Altın meyveler verecek çekirdeği ancak, ömründe hiç çalmamış, başkalarına hiç haksızlık yapmamış,  yalan söylememiş, tertemiz biri ekebilir. Tohum o zaman gücünü gösterir. Aksi takdirde onu ekeni zehirler, tarif edilemez acılarla öldürür. O nedenle efendimiz, bu tohumu ancak siz ekebilirsiniz!..”

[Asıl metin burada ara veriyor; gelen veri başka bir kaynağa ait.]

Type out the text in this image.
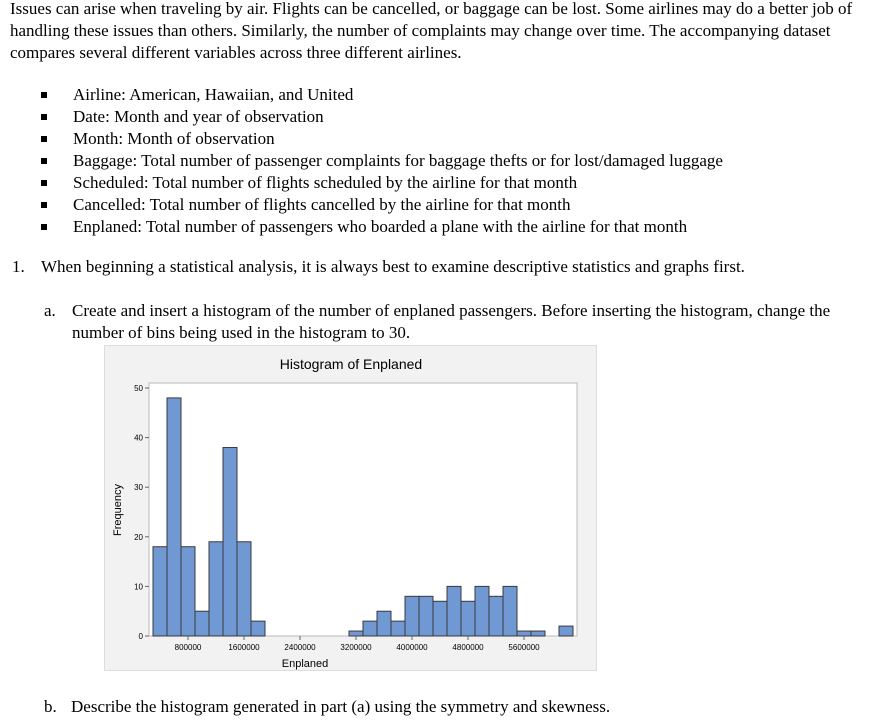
Issues can arise when traveling by air. Flights can be cancelled, or baggage can be lost. Some airlines may do a better job of handling these issues than others. Similarly, the number of complaints may change over time. The accompanying dataset compares several different variables across three different airlines.
Airline: American, Hawaiian, and United
Date: Month and year of observation
Month: Month of observation
Baggage: Total number of passenger complaints for baggage thefts or for lost/damaged luggage
Scheduled: Total number of flights scheduled by the airline for that month
Cancelled: Total number of flights cancelled by the airline for that month
Enplaned: Total number of passengers who boarded a plane with the airline for that month
1. When beginning a statistical analysis, it is always best to examine descriptive statistics and graphs first.
a. Create and insert a histogram of the number of enplaned passengers. Before inserting the histogram, change the number of bins being used in the histogram to 30.
Histogram of Enplaned
Enplaned
Frequency
0
10
20
30
40
50
800000	1600000	2400000	3200000	4000000	4800000	5600000
b. Describe the histogram generated in part (a) using the symmetry and skewness.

İmparatorun suratı asılmış:

-Kendine gel bre adam! Ben koskoca imparatorum, bahçıvan değilim!..

Adam son bir gayretle:

“O zaman tohumu sizin uygun göreceğiniz birine vereyim, o eksin!..” demiş.

İmparator parmağıyla yardımcısını gösterince, tohumu ona uzatmış. Ama yardımcı telaş içinde itiraz etmiş:

-Ben ekme, biçme işlerinde çok beceriksizim efendimiz. Sihirli tohumu ziyan ederim. Kanımca en uygun kişi hazinedarımızdır, uğurlu ve bereketli elleriyle o eksin!..

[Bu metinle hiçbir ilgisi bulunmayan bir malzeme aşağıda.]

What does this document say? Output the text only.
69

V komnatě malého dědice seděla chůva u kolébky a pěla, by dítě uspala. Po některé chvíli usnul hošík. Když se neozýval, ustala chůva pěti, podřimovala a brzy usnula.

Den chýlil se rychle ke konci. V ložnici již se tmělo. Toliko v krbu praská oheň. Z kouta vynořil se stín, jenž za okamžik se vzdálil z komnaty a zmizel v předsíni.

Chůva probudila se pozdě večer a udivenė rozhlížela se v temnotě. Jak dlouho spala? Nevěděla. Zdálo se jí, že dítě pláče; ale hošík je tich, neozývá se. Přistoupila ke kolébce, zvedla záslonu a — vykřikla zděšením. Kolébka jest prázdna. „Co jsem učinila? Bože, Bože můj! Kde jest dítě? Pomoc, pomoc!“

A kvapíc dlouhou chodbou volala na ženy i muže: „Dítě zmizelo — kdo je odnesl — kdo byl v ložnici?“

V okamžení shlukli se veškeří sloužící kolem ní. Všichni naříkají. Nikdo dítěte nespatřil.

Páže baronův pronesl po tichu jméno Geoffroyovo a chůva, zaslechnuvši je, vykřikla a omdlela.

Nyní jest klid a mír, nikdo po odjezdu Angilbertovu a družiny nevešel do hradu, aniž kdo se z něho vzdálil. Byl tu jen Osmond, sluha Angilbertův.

Hazinedar da hemen bir bahane uydurup görevi başkasının üstlenmesini istemiş.

Özetle huzurda bulunan herkes, sudan sebeplerle tohumu ekmekten
kaçınmış.


Çünkü hepsi hırsızmış!..

İmparator, başı öne eğik yardımcısıyla diğerlerine dik dik baktıktan sonra adama dönmüş:

“Seni affettim, hepimize verdiğin ders yeter!.. Haydi bakalım bas git buradan!..”

★★★

Bu anonim hikayeyi masallara uygun biçimde bitirelim:

Gökten üç değil, bir elma düştü.

Tohumu ekecek temizlikte kimler kaldıysa, onların başına!..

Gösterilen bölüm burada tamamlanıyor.